Put differently, in lieu of spending $6 trillion to fight COVID-19, the government could have written a check for roughly $20,000 to every American adult, whether they pay taxes or not.

The current relief plan was marketed pandemic relief. However, the problem is only about 10 percent or less of the stimulus will go toward COVID-19 spending. The rest will go to a laundry list of pork barrel spending.

Surprised? I did a recent radio show about how dangerous this type of spending is because once it’s in place, it’s difficult (if not impossible) to unwind.

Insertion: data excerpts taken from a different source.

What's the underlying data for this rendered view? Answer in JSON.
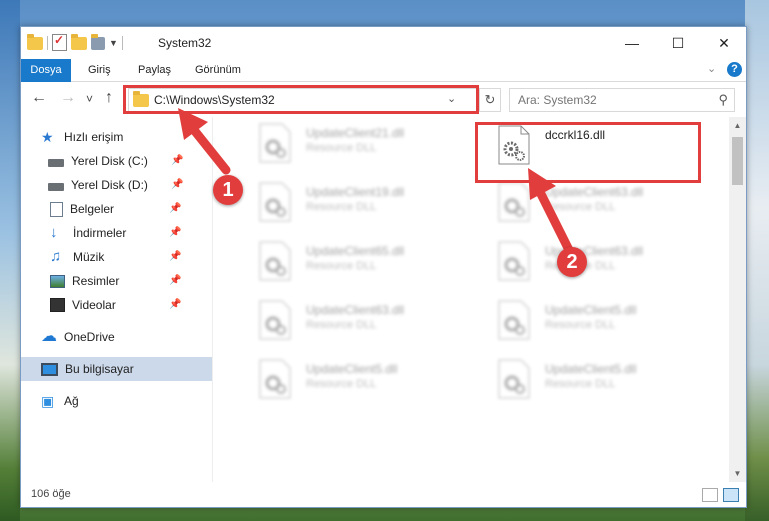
{
  "window": {
    "title": "System32",
    "minimize_label": "—",
    "maximize_label": "☐",
    "close_label": "✕"
  },
  "ribbon": {
    "tabs": [
      "Dosya",
      "Giriş",
      "Paylaş",
      "Görünüm"
    ]
  },
  "navbar": {
    "back": "←",
    "forward": "→",
    "recent": "˅",
    "up": "↑",
    "address": "C:\\Windows\\System32",
    "refresh": "↻",
    "search_placeholder": "Ara: System32"
  },
  "sidebar": {
    "items": [
      {
        "label": "Hızlı erişim",
        "icon": "star-icon"
      },
      {
        "label": "Yerel Disk (C:)",
        "icon": "drive-icon",
        "pinned": true
      },
      {
        "label": "Yerel Disk (D:)",
        "icon": "drive-icon",
        "pinned": true
      },
      {
        "label": "Belgeler",
        "icon": "documents-icon",
        "pinned": true
      },
      {
        "label": "İndirmeler",
        "icon": "download-icon",
        "pinned": true
      },
      {
        "label": "Müzik",
        "icon": "music-icon",
        "pinned": true
      },
      {
        "label": "Resimler",
        "icon": "pictures-icon",
        "pinned": true
      },
      {
        "label": "Videolar",
        "icon": "videos-icon",
        "pinned": true
      },
      {
        "label": "OneDrive",
        "icon": "onedrive-icon"
      },
      {
        "label": "Bu bilgisayar",
        "icon": "this-pc-icon",
        "selected": true
      },
      {
        "label": "Ağ",
        "icon": "network-icon"
      }
    ]
  },
  "files": {
    "left": [
      {
        "name": "UpdateClient21.dll",
        "type": "Resource DLL"
      },
      {
        "name": "UpdateClient19.dll",
        "type": "Resource DLL"
      },
      {
        "name": "UpdateClient65.dll",
        "type": "Resource DLL"
      },
      {
        "name": "UpdateClient63.dll",
        "type": "Resource DLL"
      },
      {
        "name": "UpdateClient5.dll",
        "type": "Resource DLL"
      }
    ],
    "right": [
      {
        "name": "dccrkl16.dll",
        "type": ""
      },
      {
        "name": "UpdateClient63.dll",
        "type": "Resource DLL"
      },
      {
        "name": "UpdateClient63.dll",
        "type": "Resource DLL"
      },
      {
        "name": "UpdateClient5.dll",
        "type": "Resource DLL"
      },
      {
        "name": "UpdateClient5.dll",
        "type": "Resource DLL"
      }
    ]
  },
  "status": {
    "count": "106 öğe"
  },
  "callouts": {
    "one": "1",
    "two": "2"
  },
  "colors": {
    "accent": "#1979ca",
    "highlight": "#e23d3d"
  }
}
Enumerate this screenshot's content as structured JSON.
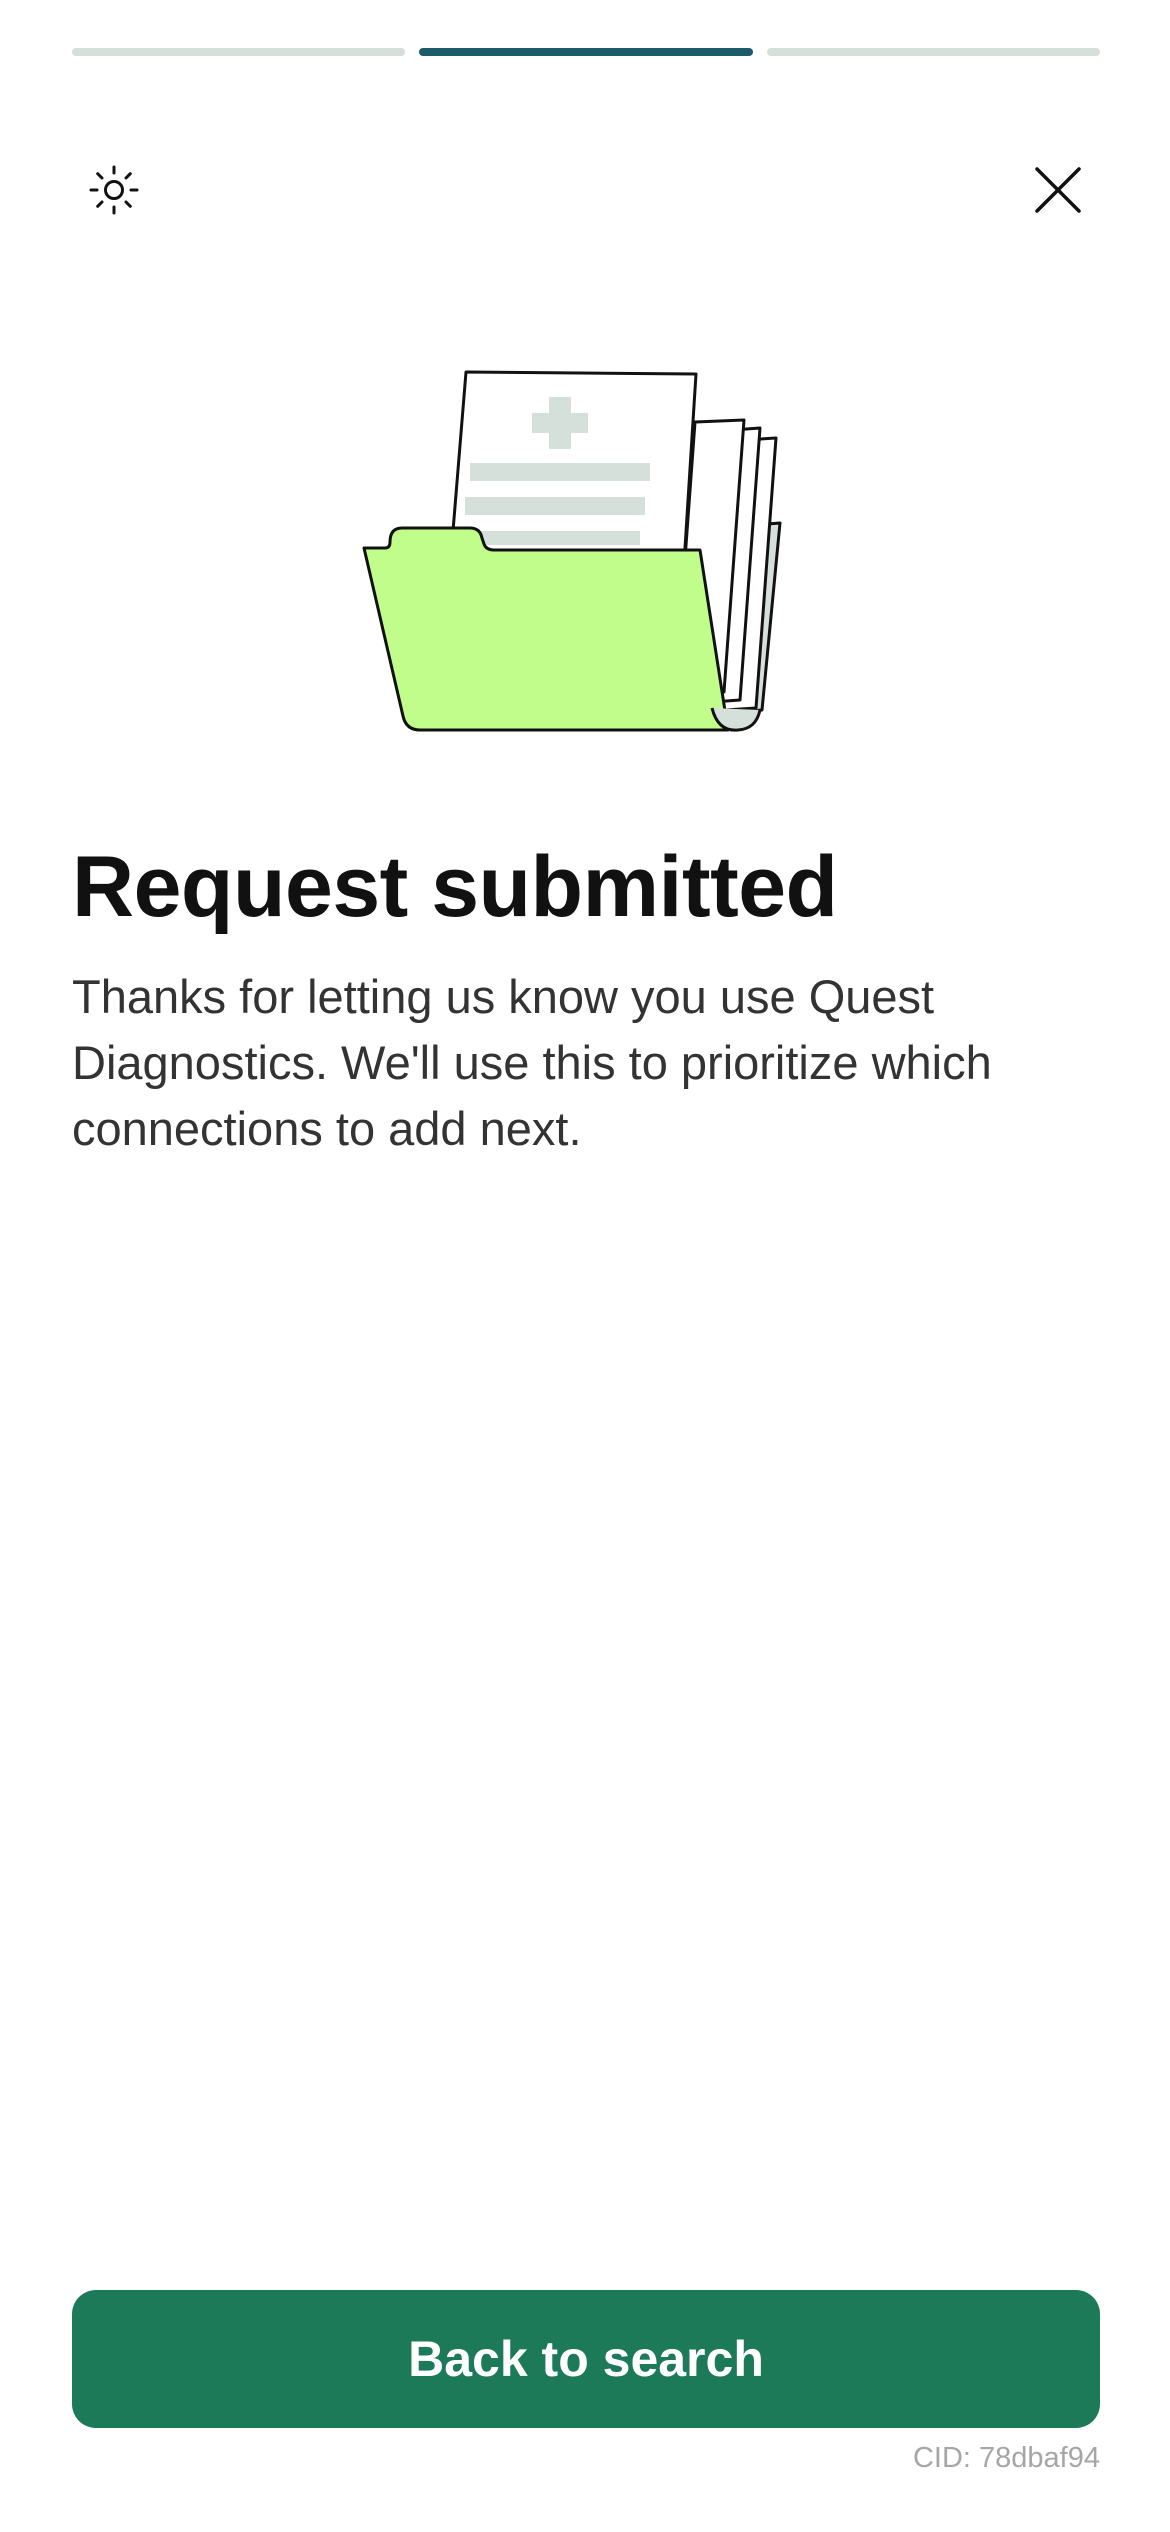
{
  "progress": {
    "total_steps": 3,
    "active_step": 2
  },
  "header": {
    "theme_icon": "sun-icon",
    "close_icon": "close-icon"
  },
  "illustration": {
    "icon": "medical-records-folder-illustration",
    "colors": {
      "folder": "#c1fd8b",
      "paper_accent": "#d5e0da",
      "outline": "#111111"
    }
  },
  "content": {
    "title": "Request submitted",
    "message": "Thanks for letting us know you use Quest Diagnostics. We'll use this to prioritize which connections to add next."
  },
  "actions": {
    "back_label": "Back to search"
  },
  "footer": {
    "cid": "CID: 78dbaf94"
  },
  "colors": {
    "accent": "#1c7a59",
    "progress_active": "#1b5c68",
    "progress_inactive": "#d5e0da"
  }
}
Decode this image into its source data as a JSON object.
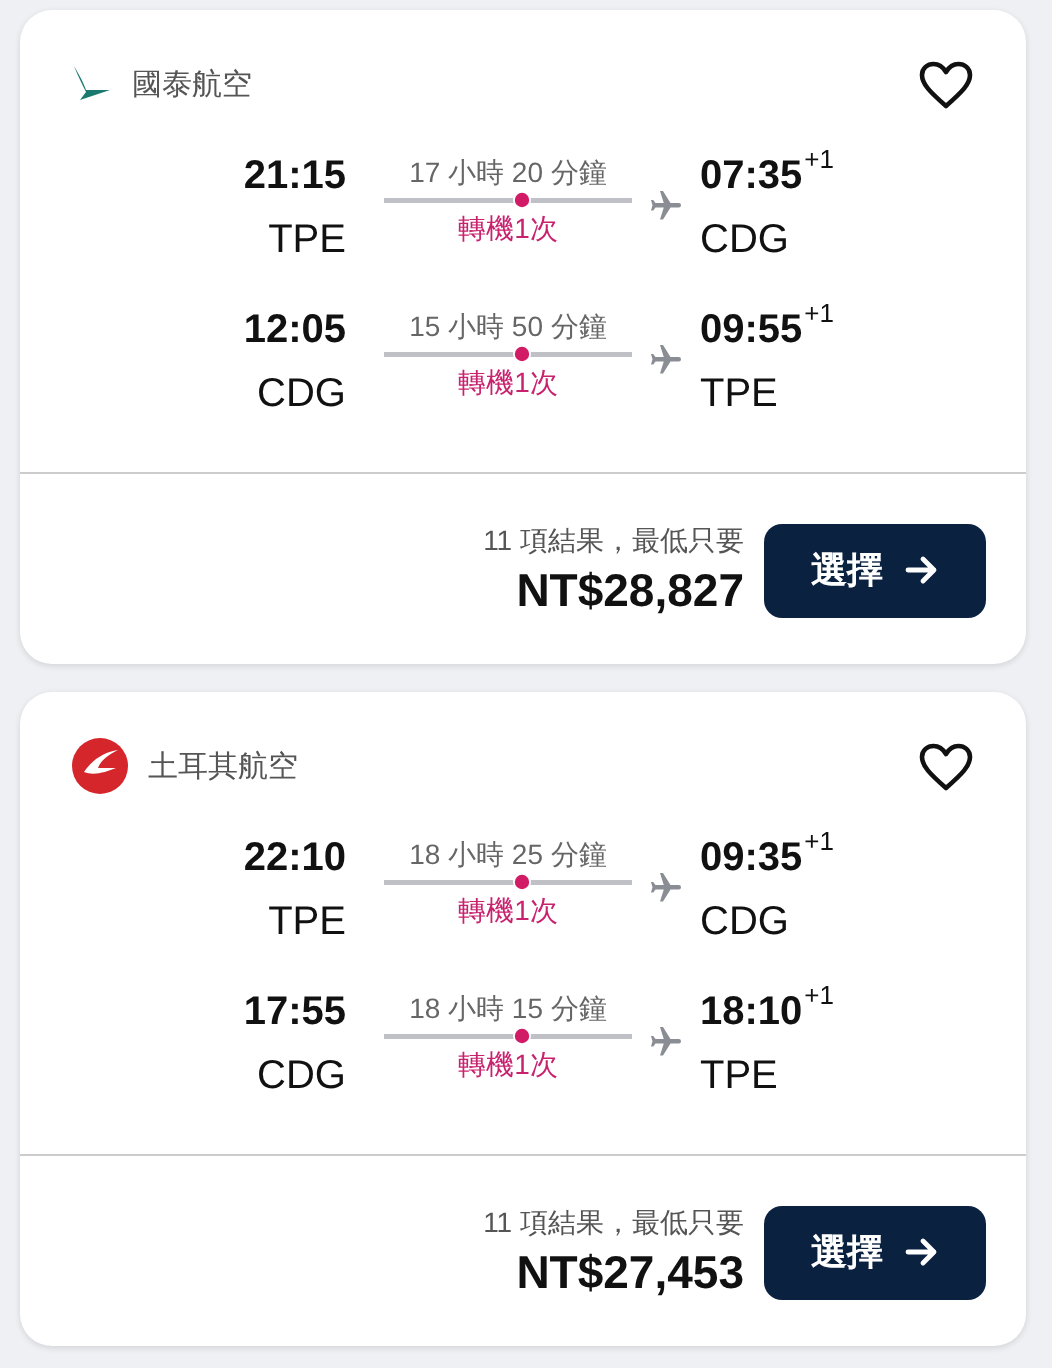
{
  "results": [
    {
      "airline": {
        "name": "國泰航空",
        "kind": "cathay"
      },
      "saved": false,
      "legs": [
        {
          "depart_time": "21:15",
          "depart_code": "TPE",
          "duration": "17 小時 20 分鐘",
          "stops": "轉機1次",
          "arrive_time": "07:35",
          "day_offset": "+1",
          "arrive_code": "CDG"
        },
        {
          "depart_time": "12:05",
          "depart_code": "CDG",
          "duration": "15 小時 50 分鐘",
          "stops": "轉機1次",
          "arrive_time": "09:55",
          "day_offset": "+1",
          "arrive_code": "TPE"
        }
      ],
      "summary": "11 項結果，最低只要",
      "price": "NT$28,827",
      "button": "選擇"
    },
    {
      "airline": {
        "name": "土耳其航空",
        "kind": "turkish"
      },
      "saved": false,
      "legs": [
        {
          "depart_time": "22:10",
          "depart_code": "TPE",
          "duration": "18 小時 25 分鐘",
          "stops": "轉機1次",
          "arrive_time": "09:35",
          "day_offset": "+1",
          "arrive_code": "CDG"
        },
        {
          "depart_time": "17:55",
          "depart_code": "CDG",
          "duration": "18 小時 15 分鐘",
          "stops": "轉機1次",
          "arrive_time": "18:10",
          "day_offset": "+1",
          "arrive_code": "TPE"
        }
      ],
      "summary": "11 項結果，最低只要",
      "price": "NT$27,453",
      "button": "選擇"
    }
  ]
}
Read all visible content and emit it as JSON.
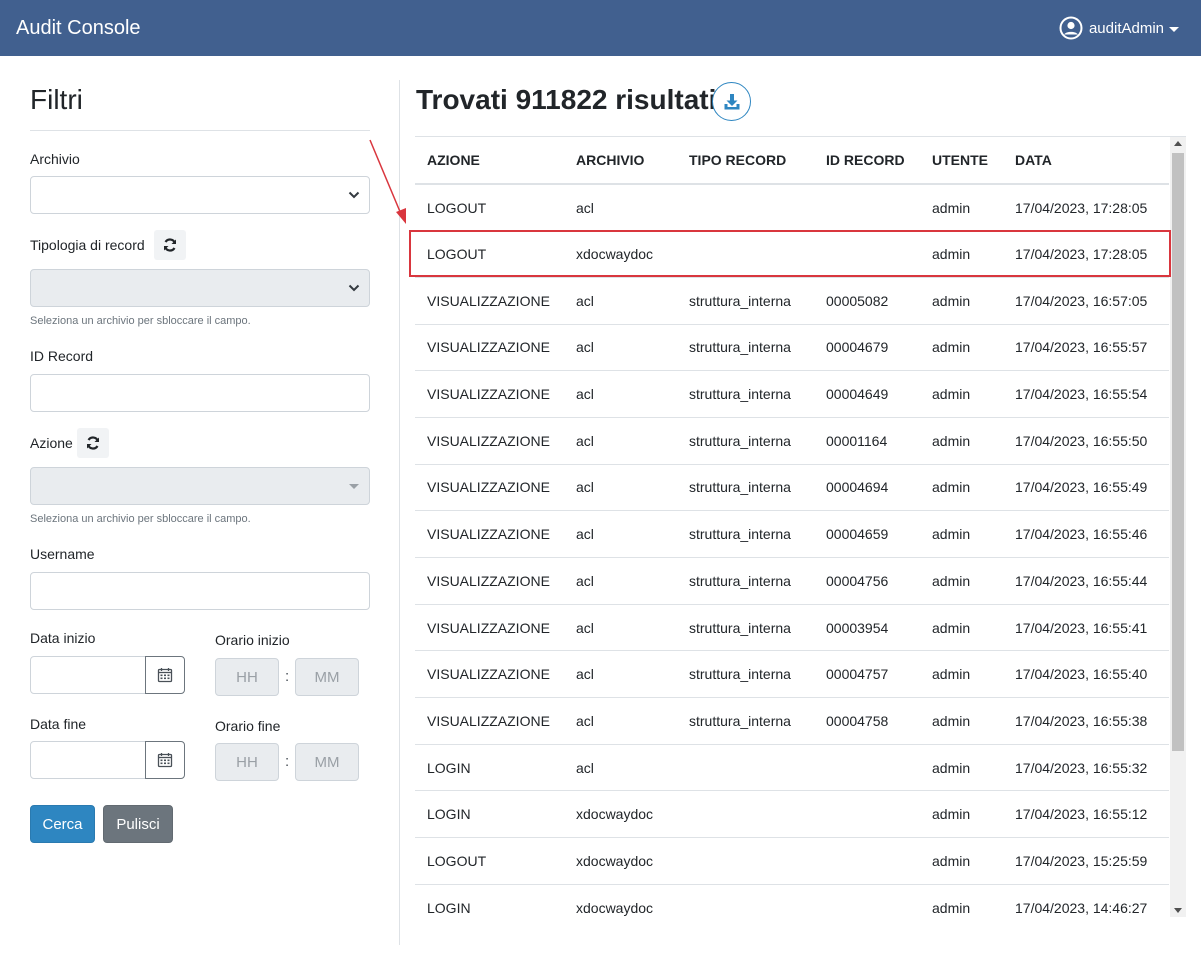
{
  "app": {
    "title": "Audit Console"
  },
  "user": {
    "name": "auditAdmin",
    "icon": "user-circle-icon"
  },
  "filters": {
    "title": "Filtri",
    "archivio_label": "Archivio",
    "archivio_value": "",
    "tipologia_label": "Tipologia di record",
    "tipologia_help": "Seleziona un archivio per sbloccare il campo.",
    "id_record_label": "ID Record",
    "id_record_value": "",
    "azione_label": "Azione",
    "azione_help": "Seleziona un archivio per sbloccare il campo.",
    "username_label": "Username",
    "username_value": "",
    "data_inizio_label": "Data inizio",
    "orario_inizio_label": "Orario inizio",
    "data_fine_label": "Data fine",
    "orario_fine_label": "Orario fine",
    "hh_placeholder": "HH",
    "mm_placeholder": "MM",
    "time_separator": ":",
    "search_label": "Cerca",
    "clear_label": "Pulisci"
  },
  "results": {
    "title": "Trovati 911822 risultati",
    "columns": [
      "AZIONE",
      "ARCHIVIO",
      "TIPO RECORD",
      "ID RECORD",
      "UTENTE",
      "DATA"
    ],
    "rows": [
      [
        "LOGOUT",
        "acl",
        "",
        "",
        "admin",
        "17/04/2023, 17:28:05"
      ],
      [
        "LOGOUT",
        "xdocwaydoc",
        "",
        "",
        "admin",
        "17/04/2023, 17:28:05"
      ],
      [
        "VISUALIZZAZIONE",
        "acl",
        "struttura_interna",
        "00005082",
        "admin",
        "17/04/2023, 16:57:05"
      ],
      [
        "VISUALIZZAZIONE",
        "acl",
        "struttura_interna",
        "00004679",
        "admin",
        "17/04/2023, 16:55:57"
      ],
      [
        "VISUALIZZAZIONE",
        "acl",
        "struttura_interna",
        "00004649",
        "admin",
        "17/04/2023, 16:55:54"
      ],
      [
        "VISUALIZZAZIONE",
        "acl",
        "struttura_interna",
        "00001164",
        "admin",
        "17/04/2023, 16:55:50"
      ],
      [
        "VISUALIZZAZIONE",
        "acl",
        "struttura_interna",
        "00004694",
        "admin",
        "17/04/2023, 16:55:49"
      ],
      [
        "VISUALIZZAZIONE",
        "acl",
        "struttura_interna",
        "00004659",
        "admin",
        "17/04/2023, 16:55:46"
      ],
      [
        "VISUALIZZAZIONE",
        "acl",
        "struttura_interna",
        "00004756",
        "admin",
        "17/04/2023, 16:55:44"
      ],
      [
        "VISUALIZZAZIONE",
        "acl",
        "struttura_interna",
        "00003954",
        "admin",
        "17/04/2023, 16:55:41"
      ],
      [
        "VISUALIZZAZIONE",
        "acl",
        "struttura_interna",
        "00004757",
        "admin",
        "17/04/2023, 16:55:40"
      ],
      [
        "VISUALIZZAZIONE",
        "acl",
        "struttura_interna",
        "00004758",
        "admin",
        "17/04/2023, 16:55:38"
      ],
      [
        "LOGIN",
        "acl",
        "",
        "",
        "admin",
        "17/04/2023, 16:55:32"
      ],
      [
        "LOGIN",
        "xdocwaydoc",
        "",
        "",
        "admin",
        "17/04/2023, 16:55:12"
      ],
      [
        "LOGOUT",
        "xdocwaydoc",
        "",
        "",
        "admin",
        "17/04/2023, 15:25:59"
      ],
      [
        "LOGIN",
        "xdocwaydoc",
        "",
        "",
        "admin",
        "17/04/2023, 14:46:27"
      ]
    ]
  },
  "colors": {
    "navbar": "#41608f",
    "primary": "#2e86c1",
    "secondary": "#6c757d",
    "highlight": "#d9363e"
  }
}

For instance, look at the child tax credit. For single people under $75,000 of income or a married couple under $150,000, a child under age 6 will bring in $300 a month, direct to the checking account. Children age 6-17 will bring in $250 per month.

Think about someone who has four kids, one under age 6 and the rest between ages 6-17. The family income may likely be less than $150,000 per year, in which case, they’ll receive $1,050 every month from the federal government to help raise the kids.

I’ve heard it described as Social Security for kids. While that may invoke a chuckle, the description isn’t far off. As we know, Social Security is quite popular. So, while the child tax credit money could very well help families across the country, it could also become a permanent fixture in American life.